Kelana Opsir KNIL Mencari Manusia Purba
Eugène Dubois menemukan missing link Teori Darwin saat masih berdinas di KNIL
SATU set meja kayu retro yang jadi alas mesin ketik melengkapi sesosok patung pria berkumis mengenakan setelan kemeja dan celana putih yang sudah lusuh. Ia jadi bagian dari salah satu diorama di Ruang Pamer I Museum Purbakala Sangiran, Kabupaten Sragen, Jawa Tengah.
Siang itu masih termasuk masa-masa libur Lebaran. Tak heran museum disesaki pengunjung. Pun begitu, sosok patung yang digambarkan sedang mengetik itu acap luput dari perhatian. Ia dianggap kurang menarik untuk dijadikan latar berfoto ria para pengunjung yang masih awam jika dibandingkan koleksi-koleksi lain yang dipamerkan semisal tempurung manusia purba atau fosil-fosil hewan purba.

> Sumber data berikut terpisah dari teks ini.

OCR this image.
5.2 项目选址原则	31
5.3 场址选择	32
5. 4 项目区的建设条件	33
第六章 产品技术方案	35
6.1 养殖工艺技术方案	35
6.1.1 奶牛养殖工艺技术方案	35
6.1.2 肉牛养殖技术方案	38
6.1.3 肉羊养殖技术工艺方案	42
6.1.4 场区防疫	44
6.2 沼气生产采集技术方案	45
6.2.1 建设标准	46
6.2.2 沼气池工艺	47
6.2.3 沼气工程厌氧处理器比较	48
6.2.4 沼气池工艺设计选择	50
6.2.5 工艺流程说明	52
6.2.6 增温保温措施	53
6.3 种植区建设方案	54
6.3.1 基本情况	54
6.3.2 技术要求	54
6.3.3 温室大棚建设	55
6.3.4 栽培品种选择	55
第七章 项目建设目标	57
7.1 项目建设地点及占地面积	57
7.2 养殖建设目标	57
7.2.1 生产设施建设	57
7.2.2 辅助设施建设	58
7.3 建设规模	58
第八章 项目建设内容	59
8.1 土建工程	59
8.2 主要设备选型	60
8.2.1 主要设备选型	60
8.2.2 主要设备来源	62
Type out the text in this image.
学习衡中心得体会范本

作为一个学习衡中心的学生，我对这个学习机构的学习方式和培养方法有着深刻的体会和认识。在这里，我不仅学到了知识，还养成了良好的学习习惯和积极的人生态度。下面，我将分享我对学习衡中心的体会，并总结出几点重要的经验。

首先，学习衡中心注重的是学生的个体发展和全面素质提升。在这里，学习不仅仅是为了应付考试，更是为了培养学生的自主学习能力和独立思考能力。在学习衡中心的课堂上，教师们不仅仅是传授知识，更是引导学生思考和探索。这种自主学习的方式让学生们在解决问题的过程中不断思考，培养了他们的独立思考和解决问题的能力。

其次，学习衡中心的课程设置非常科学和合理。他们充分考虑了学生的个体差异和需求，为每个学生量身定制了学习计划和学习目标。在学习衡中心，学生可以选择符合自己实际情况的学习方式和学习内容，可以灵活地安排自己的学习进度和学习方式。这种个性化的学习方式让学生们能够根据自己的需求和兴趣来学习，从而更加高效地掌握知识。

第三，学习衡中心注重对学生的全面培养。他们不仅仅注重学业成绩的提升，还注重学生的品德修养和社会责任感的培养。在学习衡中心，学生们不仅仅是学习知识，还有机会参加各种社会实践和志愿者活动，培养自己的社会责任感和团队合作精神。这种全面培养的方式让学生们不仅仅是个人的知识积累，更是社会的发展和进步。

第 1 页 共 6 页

Banyak dari para pengunjung yang membanjiri Museum Sangiran itu pemudik yang mencari wahana rekreasi untuk mengisi libur mudik. Berbekal karcis masuk Rp8 ribu (turis mancanegara Rp15 ribu), kebanyakan dari mereka hanya membawa hasil foto di kamera mereka.
Ada juga yang membawa pulang oleh-oleh yang dijajakan banyak pedagang yang hilir-mudik atau menggelar lapak di lingkungan museum yang dikelola Balai Pelestarian Situs Manusia Purba. Jika mau bawa pulang wawasan seperti yang dilakukan beberapa pengunjung, mesti bersedia merogoh kocek untuk menyewa jasa pemandu.
Baca juga: Situs Purbakala Seko Nasibmu Kini
Pun begitu, tetap saja sosok patung pria berkumis dengan kemeja lusuh luput dari penjelasan detail. Sayup-sayup terdengar sang pemandu mengatakan bahwa sosoknya adalah Eugène Dubois, sang penemu manusia Jawa.
Tapi di balik itu menarik menggali Siapa Dubois? Mengapa ia tergelitik memburu manusia purba sampai ke Hindia Belanda (kini Indonesia) dan meninggalkan kehidupan mapannya di Belanda?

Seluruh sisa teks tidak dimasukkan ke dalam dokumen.